Trump told reporters Monday at a White House press briefing in Washington that he had asked Prime Minister Narendra Modi during a phone call over the weekend to ensure the supply of hydroxychloroquine (HCQ).
"I said, 'we'd appreciate your allowing our supply to come out.' If he doesn't allow it to come out, that would be ok, but of course, there may be retaliation. Why wouldn't there be?"
Trump has called the drug an important treatment for COVID-19.
India is one of the world's main producers and suppliers of generic drugs.
On Tuesday, India Foreign Ministry spokesman Anurag Srivastava said, "It has been decided in view of the global pandemic that India will license paracetamol and HCQ in appropriate quantities to all our neighboring countries, as well as those who have been badly affected by the pandemic."
Srivastava said India has received requests from almost 30 countries, including the United States, Brazil, Gulf and African nations, along with South Asian countries such as Nepal.
According to officials, the decision was taken after confirming the availability of medicines for all possible contingencies in the country.
India restricted last month the import of some common medicines including hydroxychloroquine, the widely used pain reliever paracetamol, certain antibiotics and various vitamins as the number of coronavirus cases surged across the globe.
There is no conclusive evidence that hydroxychloroquine helps treat coronavirus, although there have been some studies to test its efficacy as an anti-viral medicine. Clinical trials to test it for coronavirus treatment are underway in several countries like France, China, the United States and Britain.
But these trials have yet to be completed and many scientists caution against the drug's use without more studies. An article in the medical journal, Lancet, has warned that hydroxychloroquine can have dangerous side effects if the dose is not carefully controlled.
India advocates health care workers take the drug regularly as a preventive measure, but a senior scientist with the Indian Council of Medical Research has said the present policy is that the drug is not to be used by everyone.

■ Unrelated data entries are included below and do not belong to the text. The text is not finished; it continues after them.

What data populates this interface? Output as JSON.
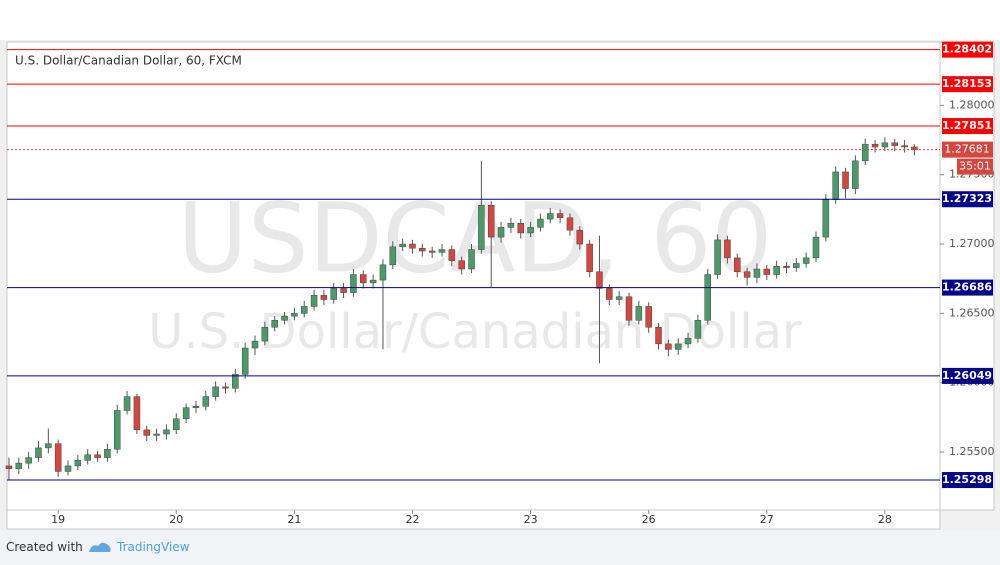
{
  "chart_data": {
    "type": "candlestick",
    "title": "U.S. Dollar/Canadian Dollar, 60, FXCM",
    "watermark": "USDCAD, 60",
    "watermark_subtitle": "U.S. Dollar/Canadian Dollar",
    "up_color": "#4c9a6a",
    "down_color": "#d4463f",
    "x": [
      -5,
      -4,
      -3,
      -2,
      -1,
      0,
      1,
      2,
      3,
      4,
      5,
      6,
      7,
      8,
      9,
      10,
      11,
      12,
      13,
      14,
      15,
      16,
      17,
      18,
      19,
      20,
      21,
      22,
      23,
      24,
      25,
      26,
      27,
      28,
      29,
      30,
      31,
      32,
      33,
      34,
      35,
      36,
      37,
      38,
      39,
      40,
      41,
      42,
      43,
      44,
      45,
      46,
      47,
      48,
      49,
      50,
      51,
      52,
      53,
      54,
      55,
      56,
      57,
      58,
      59,
      60,
      61,
      62,
      63,
      64,
      65,
      66,
      67,
      68,
      69,
      70,
      71,
      72,
      73,
      74,
      75,
      76,
      77,
      78,
      79,
      80,
      81,
      82,
      83,
      84,
      85,
      86,
      87
    ],
    "open": [
      1.254,
      1.2538,
      1.2542,
      1.2546,
      1.2553,
      1.2556,
      1.2536,
      1.254,
      1.2544,
      1.2548,
      1.2546,
      1.2552,
      1.258,
      1.259,
      1.2566,
      1.2562,
      1.2563,
      1.2566,
      1.2574,
      1.2582,
      1.2583,
      1.259,
      1.2597,
      1.2596,
      1.2606,
      1.2625,
      1.263,
      1.264,
      1.2645,
      1.2648,
      1.265,
      1.2655,
      1.2663,
      1.266,
      1.2668,
      1.2665,
      1.2678,
      1.2672,
      1.2674,
      1.2685,
      1.2698,
      1.27,
      1.2697,
      1.2695,
      1.2694,
      1.2696,
      1.2688,
      1.2682,
      1.2696,
      1.2728,
      1.2705,
      1.2712,
      1.2715,
      1.2708,
      1.2712,
      1.2718,
      1.2722,
      1.2719,
      1.271,
      1.27,
      1.268,
      1.2668,
      1.266,
      1.2662,
      1.2645,
      1.2655,
      1.264,
      1.2628,
      1.2624,
      1.2628,
      1.2632,
      1.2645,
      1.2678,
      1.2703,
      1.269,
      1.268,
      1.2676,
      1.2682,
      1.2678,
      1.2684,
      1.2683,
      1.2686,
      1.269,
      1.2705,
      1.2732,
      1.2752,
      1.274,
      1.276,
      1.2772,
      1.277,
      1.2773,
      1.2771,
      1.277
    ],
    "high": [
      1.2546,
      1.2546,
      1.255,
      1.2558,
      1.2567,
      1.2559,
      1.2544,
      1.2548,
      1.2552,
      1.2551,
      1.2556,
      1.2584,
      1.2594,
      1.2592,
      1.2569,
      1.2567,
      1.257,
      1.2578,
      1.2585,
      1.2587,
      1.2594,
      1.2601,
      1.26,
      1.261,
      1.2629,
      1.2634,
      1.2644,
      1.2648,
      1.2651,
      1.2654,
      1.2659,
      1.2667,
      1.2667,
      1.2672,
      1.2672,
      1.2682,
      1.2681,
      1.2678,
      1.2689,
      1.2702,
      1.2704,
      1.2703,
      1.27,
      1.2698,
      1.27,
      1.2699,
      1.2691,
      1.27,
      1.276,
      1.2731,
      1.2716,
      1.2719,
      1.2718,
      1.2716,
      1.2722,
      1.2726,
      1.2725,
      1.2722,
      1.2713,
      1.2703,
      1.2706,
      1.2671,
      1.2666,
      1.2665,
      1.2659,
      1.2658,
      1.2643,
      1.2631,
      1.2632,
      1.2636,
      1.2649,
      1.2682,
      1.2707,
      1.2706,
      1.2693,
      1.2683,
      1.2686,
      1.2685,
      1.2688,
      1.2687,
      1.269,
      1.2694,
      1.2709,
      1.2736,
      1.2756,
      1.2755,
      1.2764,
      1.2776,
      1.2775,
      1.2777,
      1.2776,
      1.2775,
      1.2772
    ],
    "low": [
      1.253,
      1.2534,
      1.2538,
      1.2543,
      1.2549,
      1.2532,
      1.2533,
      1.2537,
      1.2541,
      1.2543,
      1.2543,
      1.2549,
      1.2577,
      1.2563,
      1.2558,
      1.2558,
      1.2559,
      1.2563,
      1.2571,
      1.2578,
      1.258,
      1.2587,
      1.2592,
      1.2593,
      1.2603,
      1.262,
      1.2627,
      1.2637,
      1.2642,
      1.2645,
      1.2647,
      1.2652,
      1.2656,
      1.2657,
      1.2661,
      1.2662,
      1.2668,
      1.2668,
      1.2624,
      1.2682,
      1.2695,
      1.2693,
      1.2691,
      1.269,
      1.2691,
      1.2684,
      1.2678,
      1.2679,
      1.2693,
      1.2669,
      1.2701,
      1.2708,
      1.2704,
      1.2705,
      1.2709,
      1.2715,
      1.2715,
      1.2706,
      1.2696,
      1.2676,
      1.2614,
      1.2656,
      1.2656,
      1.2641,
      1.2642,
      1.2636,
      1.2624,
      1.2619,
      1.262,
      1.2625,
      1.2629,
      1.2642,
      1.2675,
      1.2686,
      1.2676,
      1.267,
      1.2672,
      1.2674,
      1.2675,
      1.2679,
      1.268,
      1.2683,
      1.2687,
      1.2702,
      1.2729,
      1.2733,
      1.2736,
      1.2757,
      1.2766,
      1.2767,
      1.2767,
      1.2766,
      1.2764
    ],
    "close": [
      1.2538,
      1.2542,
      1.2546,
      1.2553,
      1.2556,
      1.2536,
      1.254,
      1.2544,
      1.2548,
      1.2546,
      1.2552,
      1.258,
      1.259,
      1.2566,
      1.2562,
      1.2563,
      1.2566,
      1.2574,
      1.2582,
      1.2583,
      1.259,
      1.2597,
      1.2596,
      1.2606,
      1.2625,
      1.263,
      1.264,
      1.2645,
      1.2648,
      1.265,
      1.2655,
      1.2663,
      1.266,
      1.2668,
      1.2665,
      1.2678,
      1.2672,
      1.2674,
      1.2685,
      1.2698,
      1.27,
      1.2697,
      1.2695,
      1.2694,
      1.2696,
      1.2688,
      1.2682,
      1.2696,
      1.2728,
      1.2705,
      1.2712,
      1.2715,
      1.2708,
      1.2712,
      1.2718,
      1.2722,
      1.2719,
      1.271,
      1.27,
      1.268,
      1.2668,
      1.266,
      1.2662,
      1.2645,
      1.2655,
      1.264,
      1.2628,
      1.2624,
      1.2628,
      1.2632,
      1.2645,
      1.2678,
      1.2703,
      1.269,
      1.268,
      1.2676,
      1.2682,
      1.2678,
      1.2684,
      1.2683,
      1.2686,
      1.269,
      1.2705,
      1.2732,
      1.2752,
      1.274,
      1.276,
      1.2772,
      1.277,
      1.2773,
      1.2771,
      1.277,
      1.2768
    ],
    "xlim": [
      -5.2,
      89.6
    ],
    "xticks": [
      {
        "value": 0,
        "label": "19"
      },
      {
        "value": 12,
        "label": "20"
      },
      {
        "value": 24,
        "label": "21"
      },
      {
        "value": 36,
        "label": "22"
      },
      {
        "value": 48,
        "label": "23"
      },
      {
        "value": 60,
        "label": "26"
      },
      {
        "value": 72,
        "label": "27"
      },
      {
        "value": 84,
        "label": "28"
      }
    ],
    "ylim": [
      1.25082,
      1.28457
    ],
    "yticks": [
      {
        "value": 1.255,
        "label": "1.25500"
      },
      {
        "value": 1.26,
        "label": "1.26000"
      },
      {
        "value": 1.265,
        "label": "1.26500"
      },
      {
        "value": 1.27,
        "label": "1.27000"
      },
      {
        "value": 1.275,
        "label": "1.27500"
      },
      {
        "value": 1.28,
        "label": "1.28000"
      }
    ],
    "levels": [
      {
        "value": 1.28402,
        "color": "#ff0000"
      },
      {
        "value": 1.28153,
        "color": "#ff0000"
      },
      {
        "value": 1.27851,
        "color": "#ff0000"
      },
      {
        "value": 1.27323,
        "color": "#00008b"
      },
      {
        "value": 1.26686,
        "color": "#00008b"
      },
      {
        "value": 1.26049,
        "color": "#00008b"
      },
      {
        "value": 1.25298,
        "color": "#00008b"
      }
    ],
    "last_price": {
      "value": 1.27681,
      "color": "#d4463f",
      "countdown": "35:01"
    }
  },
  "footer": {
    "prefix": "Created with",
    "brand": "TradingView"
  }
}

"It is being given to doctors and contacts of lab confirmed cases. When their data will be compiled only then a call can be taken whether it should be recommended to everyone," Raman R. Gangakhedkar, told reporters last week.
India now has recorded about 4,500 cases of the virus and more than 114 deaths - a small number compared to several other countries. There are fears, though, that those numbers could rise if it spreads into densely packed urban slums.